As I mentioned earlier, I don’t do well with “missing.” It’s just not a concept with which I’m comfortable.

Much to my family’s dismay, I still log hours each week in search of a blue striped bed sheet that went missing in late winter.

A 10’ X 8’ sheet doesn’t simply disappear. It’s lurking about my house somewhere, and the possibilities are unsettling.

Missing things have a brief window of time to turn up before garbage day. After that, someone will shrug and proclaim the item was “accidentally thrown away.” Everyone accepts this. It’s a reasonable explanation in which we can all take comfort—Whatever it was didn’t just drop off the face of the earth. Of course not. We move on. Order is restored.

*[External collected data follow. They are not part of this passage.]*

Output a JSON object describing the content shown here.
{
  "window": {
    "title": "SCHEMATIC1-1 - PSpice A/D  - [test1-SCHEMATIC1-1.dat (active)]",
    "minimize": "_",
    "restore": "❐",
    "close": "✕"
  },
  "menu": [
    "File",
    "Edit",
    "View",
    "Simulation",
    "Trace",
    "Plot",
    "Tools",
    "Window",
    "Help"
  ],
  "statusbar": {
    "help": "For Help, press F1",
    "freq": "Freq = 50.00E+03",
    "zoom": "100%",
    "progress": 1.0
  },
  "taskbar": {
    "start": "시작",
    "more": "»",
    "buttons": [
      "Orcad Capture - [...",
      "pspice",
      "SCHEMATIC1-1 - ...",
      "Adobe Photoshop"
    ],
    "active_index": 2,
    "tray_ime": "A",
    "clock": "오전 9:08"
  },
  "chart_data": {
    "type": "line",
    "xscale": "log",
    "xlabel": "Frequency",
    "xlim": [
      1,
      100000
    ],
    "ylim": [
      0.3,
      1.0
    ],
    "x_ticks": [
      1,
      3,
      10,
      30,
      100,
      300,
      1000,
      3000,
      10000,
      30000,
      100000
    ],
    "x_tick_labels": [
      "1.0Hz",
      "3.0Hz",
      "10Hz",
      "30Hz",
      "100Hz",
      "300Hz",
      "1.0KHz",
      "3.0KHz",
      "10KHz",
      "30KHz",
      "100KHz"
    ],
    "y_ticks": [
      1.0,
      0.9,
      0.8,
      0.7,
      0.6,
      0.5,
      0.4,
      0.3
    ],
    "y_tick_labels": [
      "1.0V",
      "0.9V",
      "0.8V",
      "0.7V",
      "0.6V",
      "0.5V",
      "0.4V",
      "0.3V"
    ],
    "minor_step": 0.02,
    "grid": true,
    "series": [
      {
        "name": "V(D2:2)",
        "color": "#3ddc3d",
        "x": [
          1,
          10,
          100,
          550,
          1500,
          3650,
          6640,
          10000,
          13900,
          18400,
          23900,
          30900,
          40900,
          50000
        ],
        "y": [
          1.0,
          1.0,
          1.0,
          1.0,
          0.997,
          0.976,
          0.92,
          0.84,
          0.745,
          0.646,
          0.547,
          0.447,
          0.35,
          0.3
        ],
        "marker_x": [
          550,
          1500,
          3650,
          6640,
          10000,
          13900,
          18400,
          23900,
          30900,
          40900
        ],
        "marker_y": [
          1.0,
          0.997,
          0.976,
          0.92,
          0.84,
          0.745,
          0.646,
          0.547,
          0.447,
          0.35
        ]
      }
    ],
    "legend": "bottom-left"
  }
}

I’ll submit right here that if everything chalked up to the dump actually turned up there, our current understanding of the landfill issue would be redefined. We'd take to burning our trash in the streets, as I understand they're currently doing in Naples.

Something the size of a Queen bed sheet doesn’t get accidentally thrown away, and I’m pretty sure the sandwich wasn’t either.

The sandwich—a hasty purchase made at the height of my “major book tour”—was purchased at the suggestion of sister while we were in line at the coffee shop at breakfast Wednesday morning.

I thought her efficiency had reached new heights when she suggested that I order lunch as well. I’m embarrassed to say that it took me a moment to realize that she only meant for me to purchase the lunch for later consumption and not just snarf it down it right along with breakfast.

The sandwich kicked around. It spent time in my sister’s office refrigerator. It went to my mother’s house. It was nowhere to be found when I became famished between assemblies at the middle school.

The sandwich was eventually transferred to a brown bag and handed to me at some point on Thursday, and from there the details are murky.

The journalist in me likes to report, analyze and interpret events in a way that is enlightening and informative. To me, missing represents sloppy.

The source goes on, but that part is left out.